Secondo le raccomandazioni dell’Aifa, gli anticorpi monoclonali devono essere somministrati entro 7 giorni dalla comparsa dei sintomi: il paziente non deve dunque essere ospedalizzato e sottoposto a ossigenoterapia supplementare. Devono essere presenti sintomi di grado moderato, con alto rischio di progressione a malattia severa.
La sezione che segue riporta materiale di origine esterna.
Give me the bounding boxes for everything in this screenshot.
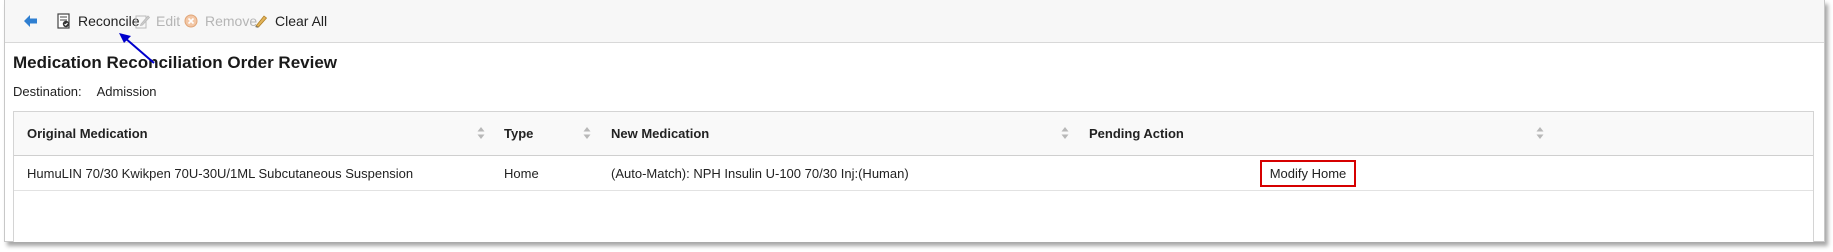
remove-button[interactable]: Remove — [183, 11, 257, 31]
table-row[interactable]: HumuLIN 70/30 Kwikpen 70U-30U/1ML Subcut… — [14, 156, 1813, 191]
clear-all-label: Clear All — [275, 13, 328, 29]
reconcile-icon — [56, 13, 72, 29]
destination-value: Admission — [96, 84, 157, 99]
reconcile-button[interactable]: Reconcile — [56, 11, 139, 31]
destination: Destination: Admission — [13, 84, 157, 99]
toolbar: Reconcile Edit Remove Clear All — [5, 0, 1824, 43]
edit-icon — [134, 13, 150, 29]
destination-label: Destination: — [13, 84, 82, 99]
edit-label: Edit — [156, 13, 181, 29]
eraser-icon — [253, 13, 269, 29]
app-window: Reconcile Edit Remove Clear All Medicati… — [4, 0, 1825, 242]
table-header: Original Medication Type New Medication … — [14, 112, 1813, 156]
cell-type: Home — [504, 165, 539, 181]
remove-label: Remove — [205, 13, 258, 29]
sort-icon[interactable] — [1061, 126, 1069, 140]
sort-icon[interactable] — [583, 126, 591, 140]
cell-original-medication: HumuLIN 70/30 Kwikpen 70U-30U/1ML Subcut… — [27, 165, 414, 181]
cell-new-medication: (Auto-Match): NPH Insulin U-100 70/30 In… — [611, 165, 909, 181]
back-arrow-icon — [23, 13, 39, 29]
header-type[interactable]: Type — [504, 112, 533, 155]
back-button[interactable] — [23, 11, 45, 31]
header-pending-action[interactable]: Pending Action — [1089, 112, 1184, 155]
sort-icon[interactable] — [1536, 126, 1544, 140]
reconcile-label: Reconcile — [78, 13, 140, 29]
remove-icon — [183, 13, 199, 29]
header-new-medication[interactable]: New Medication — [611, 112, 709, 155]
clear-all-button[interactable]: Clear All — [253, 11, 327, 31]
header-original-medication[interactable]: Original Medication — [27, 112, 148, 155]
edit-button[interactable]: Edit — [134, 11, 180, 31]
page-title: Medication Reconciliation Order Review — [13, 53, 338, 72]
cell-pending-action[interactable]: Modify Home — [1260, 160, 1356, 187]
sort-icon[interactable] — [477, 126, 485, 140]
order-review-table: Original Medication Type New Medication … — [13, 111, 1814, 242]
In tutti questi casi è necessario contattare tempestivamente il medico di medicina generale o lo specialista di riferimento.

«L’impiego degli anticorpi monoclonali (mAbs) è ormai un’efficace realtà terapeutica in diversi contesti, in particolare nelle malattie infiammatorie e nell’oncologia ematologica», chiarisce Giovanni Di Perri, Direttore del Dipartimento di Malattie Infettive dell’Ospedale Amedeo di Savoia di Torino. «Oggi l’uso terapeutico e anche preventivo dei mAbs in alcune malattie infettive ha ricevuto un recente impulso dalla pandemia da SARS-CoV-2, in quanto la terapia a base di mAbs è stata la prima a posizionarsi come trattamento precoce nelle prime fasi dell’infezione. L’efficacia viene rafforzata da alcune proprietà del farmaco in oggetto, quali la lunga permanenza in circolo ad alte concentrazioni, la diffusione nell’interstizio polmonare e il potenziamento della risposta immunitaria che garantiscono una rapida risposta all’infezione da SARS CoV 2 nei pazienti a rischio di evoluzione».